First, she suggests, lets define conflict. In every farmer’s field all over the world there are losses. These losses are caused by disease, blight, birds, lack of regular moisture, animals, a vast variety of things. Most farmers can handle a small amount of loss, maybe even up to 20%. In Pandamatenga, when the fence was built, ungulates like antelopes and others like warthogs were trapped within this barrier. Big animals like elephants, buffaloes, hyenas and lions were pushed out and kept out for the most part. Without the predators the antelopes increased and often eat the farmers crops. many farmers enjoy the wild animals and have chosen to farm here because of the romance associated with them. These antelope and warthogs and birds and other critters eat their crops, and some feel that this is an acceptable loss for living among them. Other farmers disagree, and call for a major reduction in the numbers of wild animals within the fences in order to boost production. So there is a balance of a sort that is constantly being discussed and maintained. Sometimes there is culling, sometimes there is not.

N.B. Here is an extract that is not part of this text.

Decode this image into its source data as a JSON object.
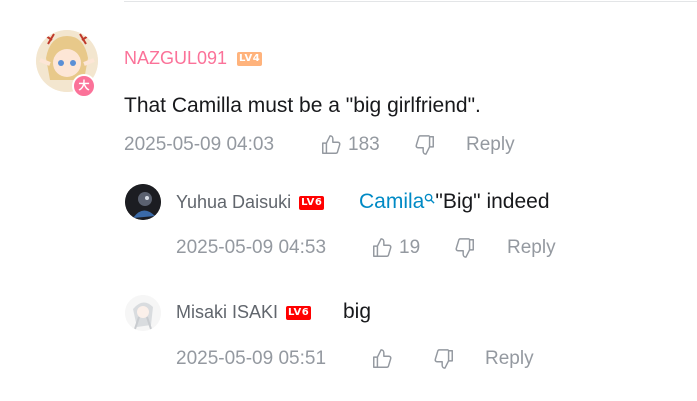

Andrea asks: “Is this balancing act actually conflict or a man-made semblance of the natural order of things?” She is using this closed system to study the relationships between man and nature, hoping to find guidance or at least some truisms that can be extrapolated from it. I ask her if what she discovers can be applied elsewhere, but she demurs. “Every system, every interaction between man and nature needs to be discussed on its own merits, and although some broad lessons can be learned and applied, we should not assume that what works for one place will work for another”.

She has a very valid point. The farmers in Pandamatenga are an anomaly in the region. Protected by a fence and the wealth to pay for it, they are commercial farmers for the most part, making a profit from their work. But most people in the region are subsistence farmers, operating without resources of any kind, living hand-to-mouth.

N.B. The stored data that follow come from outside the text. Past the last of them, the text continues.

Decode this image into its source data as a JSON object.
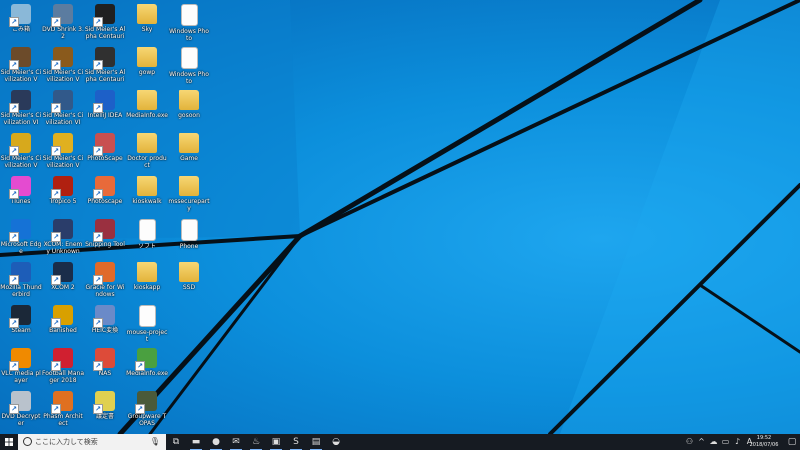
{
  "desktop_icons": [
    {
      "label": "ごみ箱",
      "icon": "recycle-bin-icon",
      "color": "#8ab8d8",
      "type": "app"
    },
    {
      "label": "Sid Meier's Civilization V",
      "icon": "civ5-icon",
      "color": "#6c4b2a",
      "type": "app"
    },
    {
      "label": "Sid Meier's Civilization VI",
      "icon": "civ6-icon",
      "color": "#2a3a5a",
      "type": "app"
    },
    {
      "label": "Sid Meier's Civilization V",
      "icon": "civ5-v-icon",
      "color": "#d7a91c",
      "type": "app"
    },
    {
      "label": "iTunes",
      "icon": "itunes-icon",
      "color": "#e44bd0",
      "type": "app"
    },
    {
      "label": "Microsoft Edge",
      "icon": "edge-icon",
      "color": "#1572d6",
      "type": "app"
    },
    {
      "label": "Mozilla Thunderbird",
      "icon": "thunderbird-icon",
      "color": "#1d5db8",
      "type": "app"
    },
    {
      "label": "Steam",
      "icon": "steam-icon",
      "color": "#1b2838",
      "type": "app"
    },
    {
      "label": "VLC media player",
      "icon": "vlc-icon",
      "color": "#f08a00",
      "type": "app"
    },
    {
      "label": "DVD Decrypter",
      "icon": "dvd-icon",
      "color": "#b9c2cc",
      "type": "app"
    },
    {
      "label": "DVD Shrink 3.2",
      "icon": "dvd-shrink-icon",
      "color": "#5b7ca0",
      "type": "app"
    },
    {
      "label": "Sid Meier's Civilization V",
      "icon": "civ5-gold-icon",
      "color": "#8a5a1c",
      "type": "app"
    },
    {
      "label": "Sid Meier's Civilization VI",
      "icon": "civ6-blue-icon",
      "color": "#31598a",
      "type": "app"
    },
    {
      "label": "Sid Meier's Civilization V",
      "icon": "civ5-yellow-icon",
      "color": "#e0b020",
      "type": "app"
    },
    {
      "label": "Tropico 5",
      "icon": "tropico-icon",
      "color": "#b02010",
      "type": "app"
    },
    {
      "label": "XCOM: Enemy Unknown",
      "icon": "xcom-icon",
      "color": "#2a3d6a",
      "type": "app"
    },
    {
      "label": "XCOM 2",
      "icon": "xcom2-icon",
      "color": "#1a2d4a",
      "type": "app"
    },
    {
      "label": "Banished",
      "icon": "banished-icon",
      "color": "#d8a000",
      "type": "app"
    },
    {
      "label": "Football Manager 2018",
      "icon": "fm-icon",
      "color": "#d02030",
      "type": "app"
    },
    {
      "label": "Phasm Architect",
      "icon": "architect-icon",
      "color": "#e07020",
      "type": "app"
    },
    {
      "label": "Sid Meier's Alpha Centauri",
      "icon": "alpha-centauri-icon",
      "color": "#202020",
      "type": "app"
    },
    {
      "label": "Sid Meier's Alpha Centauri",
      "icon": "alpha-centauri-2-icon",
      "color": "#303030",
      "type": "app"
    },
    {
      "label": "IntelliJ IDEA",
      "icon": "intellij-icon",
      "color": "#1d60c8",
      "type": "app"
    },
    {
      "label": "PhotoScape",
      "icon": "photoscape-icon",
      "color": "#c85050",
      "type": "app"
    },
    {
      "label": "Photoscape",
      "icon": "photoscape-2-icon",
      "color": "#e86a3a",
      "type": "app"
    },
    {
      "label": "Snipping Tool",
      "icon": "snipping-tool-icon",
      "color": "#9a3040",
      "type": "app"
    },
    {
      "label": "Gracie for Windows",
      "icon": "gracie-icon",
      "color": "#e06a2a",
      "type": "app"
    },
    {
      "label": "HEIC変換",
      "icon": "heic-icon",
      "color": "#6a8ac8",
      "type": "app"
    },
    {
      "label": "NAS",
      "icon": "chrome-icon",
      "color": "#dd4b39",
      "type": "app"
    },
    {
      "label": "議定書",
      "icon": "doc-icon",
      "color": "#e0d050",
      "type": "app"
    },
    {
      "label": "Sky",
      "icon": "folder-icon",
      "color": "#f0c850",
      "type": "folder"
    },
    {
      "label": "gowp",
      "icon": "folder-icon",
      "color": "#f0c850",
      "type": "folder"
    },
    {
      "label": "MediaInfo.exe",
      "icon": "folder-icon",
      "color": "#f0c850",
      "type": "folder"
    },
    {
      "label": "Doctor product",
      "icon": "folder-icon",
      "color": "#f0c850",
      "type": "folder"
    },
    {
      "label": "kioskwalk",
      "icon": "folder-icon",
      "color": "#f0c850",
      "type": "folder"
    },
    {
      "label": "ソフト",
      "icon": "file-icon",
      "color": "#ffffff",
      "type": "file"
    },
    {
      "label": "kioskapp",
      "icon": "folder-icon",
      "color": "#f0c850",
      "type": "folder"
    },
    {
      "label": "mouse-project",
      "icon": "file-icon",
      "color": "#ffffff",
      "type": "file"
    },
    {
      "label": "MediaInfo.exe",
      "icon": "mediainfo-icon",
      "color": "#4aa040",
      "type": "app"
    },
    {
      "label": "Groupware TOPAS",
      "icon": "topas-icon",
      "color": "#4a5a3a",
      "type": "app"
    },
    {
      "label": "Windows Photo",
      "icon": "photo-icon",
      "color": "#9ad0f0",
      "type": "file"
    },
    {
      "label": "Windows Photo",
      "icon": "photo-2-icon",
      "color": "#9ad0f0",
      "type": "file"
    },
    {
      "label": "gosoon",
      "icon": "folder-icon",
      "color": "#f0c850",
      "type": "folder"
    },
    {
      "label": "Game",
      "icon": "folder-icon",
      "color": "#f0c850",
      "type": "folder"
    },
    {
      "label": "mssecureparty",
      "icon": "folder-icon",
      "color": "#f0c850",
      "type": "folder"
    },
    {
      "label": "Phone",
      "icon": "phone-icon",
      "color": "#e0e0e0",
      "type": "file"
    },
    {
      "label": "SSD",
      "icon": "folder-icon",
      "color": "#f0c850",
      "type": "folder"
    }
  ],
  "taskbar": {
    "search_placeholder": "ここに入力して検索",
    "pinned": [
      {
        "name": "task-view-icon",
        "glyph": "⧉"
      },
      {
        "name": "file-explorer-icon",
        "glyph": "▬"
      },
      {
        "name": "chrome-icon",
        "glyph": "●"
      },
      {
        "name": "mail-icon",
        "glyph": "✉"
      },
      {
        "name": "steam-icon",
        "glyph": "♨"
      },
      {
        "name": "store-icon",
        "glyph": "▣"
      },
      {
        "name": "skype-icon",
        "glyph": "S"
      },
      {
        "name": "notepad-icon",
        "glyph": "▤"
      },
      {
        "name": "pc-icon",
        "glyph": "◒"
      }
    ],
    "tray": [
      {
        "name": "people-icon",
        "glyph": "⚇"
      },
      {
        "name": "chevron-up-icon",
        "glyph": "^"
      },
      {
        "name": "onedrive-icon",
        "glyph": "☁"
      },
      {
        "name": "network-icon",
        "glyph": "▭"
      },
      {
        "name": "volume-icon",
        "glyph": "♪"
      },
      {
        "name": "ime-icon",
        "glyph": "A"
      }
    ],
    "time": "19:52",
    "date": "2018/07/06"
  }
}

In Botswana, where many people make a livelihood from wildlife and nature, the benefits of living and farming among wild beasts are usually better understood than in most areas of Africa, where wild beasts are looked upon with an almost mythical fear we would usually reserve for minotaurs and dragons. The very idea of living with them in peace and harmony is an anathema. Often for good reason. Lions may eat children on their way to school, elephants can trample a family’s only food garden and predators can decimate livestock, leaving a farmer penniless.

This issue is shaping up to be the real challenge of the Kavango Zambezi Transfrontier Conservation Area. The KAZA, once established, will be home to almost a million people within it’s borders. In the Okavango, where wild beasts and people co-exist and mutually benefit from each other, our team has learned what it takes to do that. Read about the Jakotsha Trust from an earlier trip here. These are hard won lessons, and we are on our way to rural Zambia, where farmers and villagers will have to be included from the very beginning in any animal reintroduction that occurs in their area.

It’s clear from our time in Pandamatenga that people and animals can coexist by determining what are the issues and needs of both groups, whether there is indeed a conflict, and what can be done to mitigate that. Whether these issues will relate to the local subsistence farmers is something we are only starting to explore.

Megan Izen, left, from The City University Of New York (CUNY) doing video work while scientist Andrea Bolla looks out over a small fresh water pan near Pandamatenga.